Model organism research referencing orthologs or analogous proteins appears in publications from groups at the European Molecular Biology Laboratory, Salk Institute, and the Riken Center for Developmental Biology, providing functional context drawn from studies of cellular trafficking in systems championed by laboratories at Princeton University and University of Toronto.
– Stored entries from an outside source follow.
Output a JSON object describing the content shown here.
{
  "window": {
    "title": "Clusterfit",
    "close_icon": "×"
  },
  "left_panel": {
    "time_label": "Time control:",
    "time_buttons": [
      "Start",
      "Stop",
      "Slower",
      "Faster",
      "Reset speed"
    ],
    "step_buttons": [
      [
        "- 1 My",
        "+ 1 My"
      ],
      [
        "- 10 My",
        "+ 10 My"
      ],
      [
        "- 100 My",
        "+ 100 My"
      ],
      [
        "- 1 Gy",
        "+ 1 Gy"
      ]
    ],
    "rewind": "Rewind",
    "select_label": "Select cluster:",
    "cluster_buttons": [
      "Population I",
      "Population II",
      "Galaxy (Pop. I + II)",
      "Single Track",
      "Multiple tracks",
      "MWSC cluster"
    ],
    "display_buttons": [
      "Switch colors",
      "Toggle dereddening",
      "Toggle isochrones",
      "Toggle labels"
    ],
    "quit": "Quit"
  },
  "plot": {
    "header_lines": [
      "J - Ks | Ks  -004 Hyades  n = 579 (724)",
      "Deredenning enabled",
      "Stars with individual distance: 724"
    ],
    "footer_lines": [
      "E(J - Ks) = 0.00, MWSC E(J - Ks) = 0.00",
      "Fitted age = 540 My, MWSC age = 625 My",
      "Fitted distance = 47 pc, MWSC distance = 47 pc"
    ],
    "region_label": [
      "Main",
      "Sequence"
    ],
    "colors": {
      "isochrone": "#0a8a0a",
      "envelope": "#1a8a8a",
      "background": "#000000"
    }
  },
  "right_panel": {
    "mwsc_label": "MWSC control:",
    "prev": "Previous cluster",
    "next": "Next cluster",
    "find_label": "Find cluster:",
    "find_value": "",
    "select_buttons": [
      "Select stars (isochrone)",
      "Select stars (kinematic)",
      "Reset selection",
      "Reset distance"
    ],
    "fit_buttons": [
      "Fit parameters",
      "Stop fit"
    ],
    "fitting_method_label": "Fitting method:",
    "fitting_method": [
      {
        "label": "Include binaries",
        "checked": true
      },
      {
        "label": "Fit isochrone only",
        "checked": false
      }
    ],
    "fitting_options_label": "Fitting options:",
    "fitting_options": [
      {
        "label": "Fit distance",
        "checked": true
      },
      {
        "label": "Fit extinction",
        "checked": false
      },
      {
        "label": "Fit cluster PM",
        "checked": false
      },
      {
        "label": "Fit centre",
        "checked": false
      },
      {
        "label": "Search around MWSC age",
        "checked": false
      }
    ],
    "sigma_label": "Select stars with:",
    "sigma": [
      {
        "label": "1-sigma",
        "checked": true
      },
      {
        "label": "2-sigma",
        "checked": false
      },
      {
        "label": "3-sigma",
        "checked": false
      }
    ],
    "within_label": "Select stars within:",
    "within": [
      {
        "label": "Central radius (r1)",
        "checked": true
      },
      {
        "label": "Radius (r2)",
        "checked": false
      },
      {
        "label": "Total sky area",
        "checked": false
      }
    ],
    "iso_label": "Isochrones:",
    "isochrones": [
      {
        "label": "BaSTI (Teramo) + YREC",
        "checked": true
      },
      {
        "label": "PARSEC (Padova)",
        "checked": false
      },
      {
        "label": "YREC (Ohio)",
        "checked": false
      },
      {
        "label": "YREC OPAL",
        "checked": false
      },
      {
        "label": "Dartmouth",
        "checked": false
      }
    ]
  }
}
AAVP7A1 has been examined in translational studies by investigators at the Mayo Clinic, Cleveland Clinic, and the Johns Hopkins Hospital for potential roles in disorders involving membrane trafficking. Associations have been queried in genome-wide studies conducted by consortia such as the International HapMap Project and disease-focused collaborations involving the Alzheimer's Disease Neuroimaging Initiative and cancer genomics groups at the Cancer Genome Atlas Research Network. Experimental modulation of AAVP7A1 expression has been performed in preclinical models used by teams at Dana-Farber Cancer Institute and Memorial Sloan Kettering Cancer Center.
Therapeutic interest has prompted inclusion of AAVP7A1 in screening pipelines developed at the National Cancer Institute, biotechnology firms collaborating with MIT, and translational efforts supported by funding agencies like the Wellcome Trust and the National Institutes of Health.
Detection and characterization methods for AAVP7A1 employ protocols standardized by laboratories at Cold Spring Harbor Laboratory, EMBL-EBI, and the Wellcome Trust Sanger Institute, including mass spectrometry platforms from vendors used by researchers at Stanford University and ETH Zurich. Antibody-based detection uses reagents validated in repositories such as those curated by the Human Protein Atlas and commercial suppliers utilized by teams at University of Pennsylvania and University College London. CRISPR/Cas9 perturbation strategies follow guides and standards created by groups at Broad Institute and UC Berkeley, while imaging approaches leverage microscopy centers at Max Planck Institute for Cell Biology and Rockefeller University.
Biochemical interaction assays and high-throughput screens implicating AAVP7A1 have been executed in core facilities at the Francis Crick Institute, Scripps Research Institute, and consortia including the Proteomics Standards Initiative.